Gianfranco Lotti Retail
- Industry: Luxury leather goods
- Founded: Florence, Tuscany, Italy 1968; 58 years ago
- Founder: Gianfranco Lotti
- Headquarters: Via di Porto 35, Scandicci, Florence, Italy
- Number of locations: 5 boutiques
- Areas served: Florence, Milan, Dubai, Seoul, Chongqing
- Key people: Gianfranco Lotti (founder and board member);
- Products: Handbag; Jewellery; Ready-to-wear; Accessories;
- Number of employees: 130 (2016)
- Website: www.gianfrancolotti.com

= Gianfranco Lotti =

Gianfranco Lotti is a designer leather handbag company based in Florence, Italy.
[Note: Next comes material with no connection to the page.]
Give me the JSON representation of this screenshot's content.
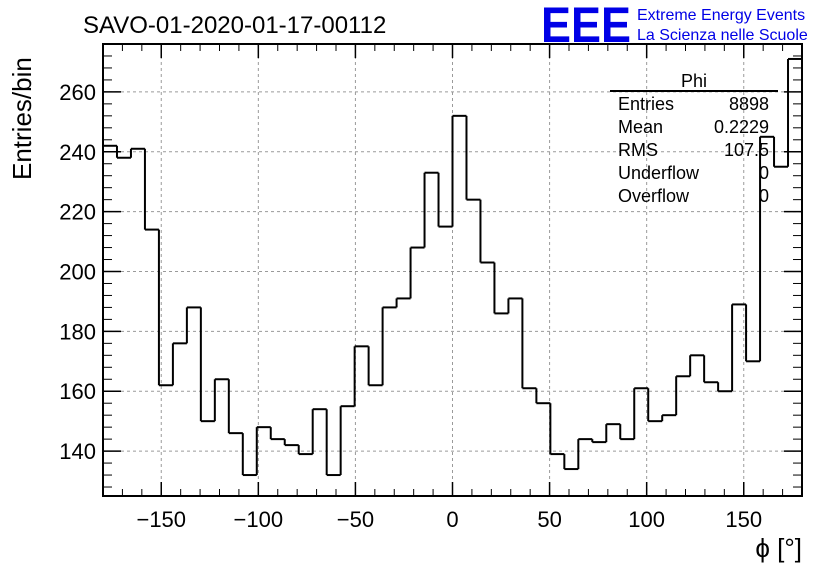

Its founder and owner is Gianfranco Lotti.

==History==

Gianfranco Lotti opened his first workshop in Florence in 1968, after a long apprenticeship. Lotti opened his first boutique in Via de' Tornabuoni, in the historic center of Florence.
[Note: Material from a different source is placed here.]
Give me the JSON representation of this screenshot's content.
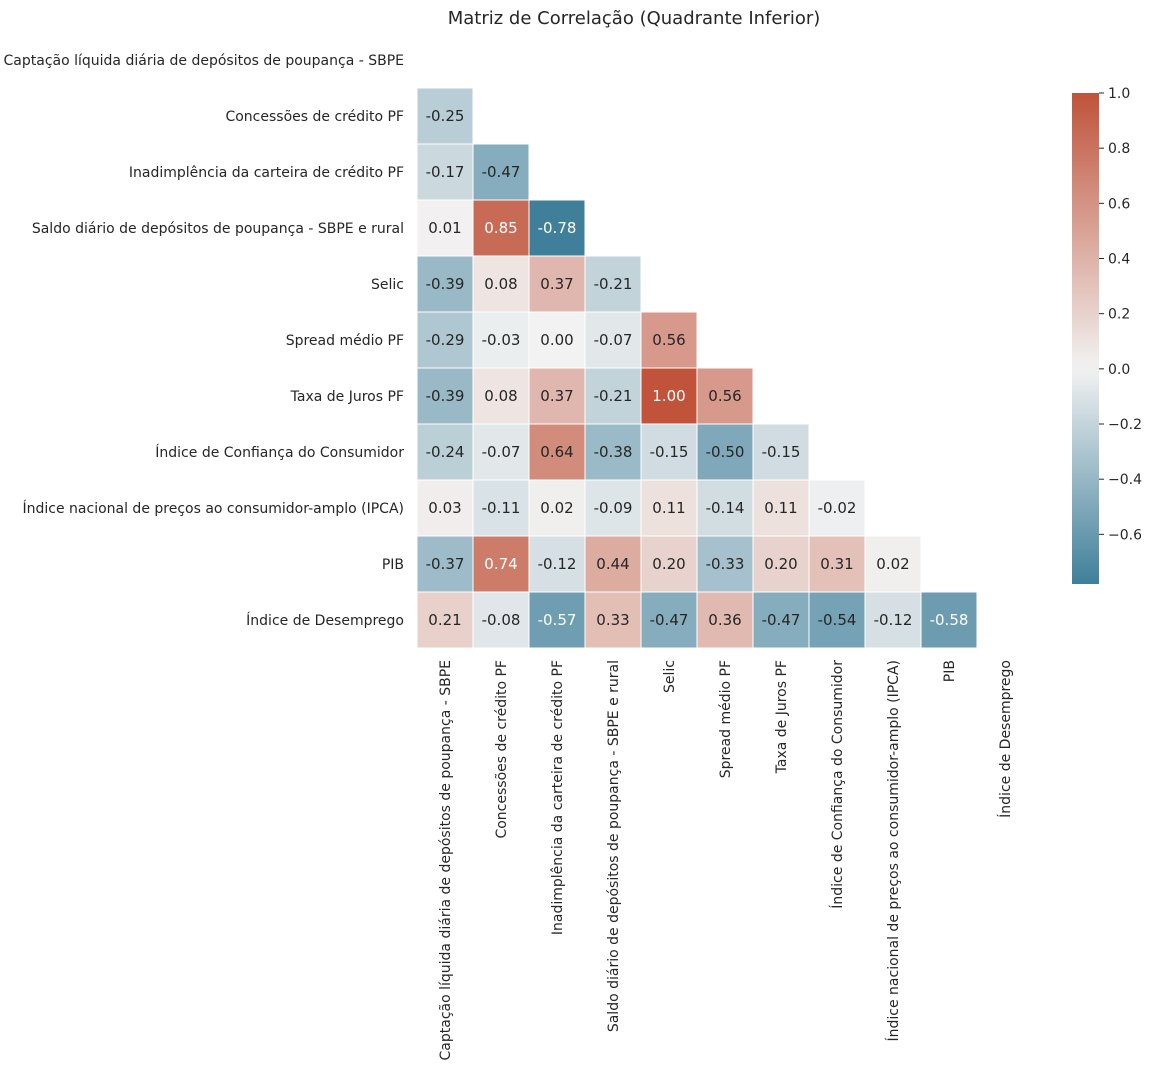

In 2013, the original parent company of Gianfranco Lotti, Bottega Manifatturiera Borse SpA, was purchased by the German fund, Halder, with Franco Lucà as the new CEO. Lotti was named as the technical advisor to Gianfranco Lotti Retail S.R.L. In addition to the Florence boutique, single-brand stores were opened in Rue Saint-Honoré, Paris and Chongqing in China. There is also a single-brand boutique on Via Monte Napoleone, Milan.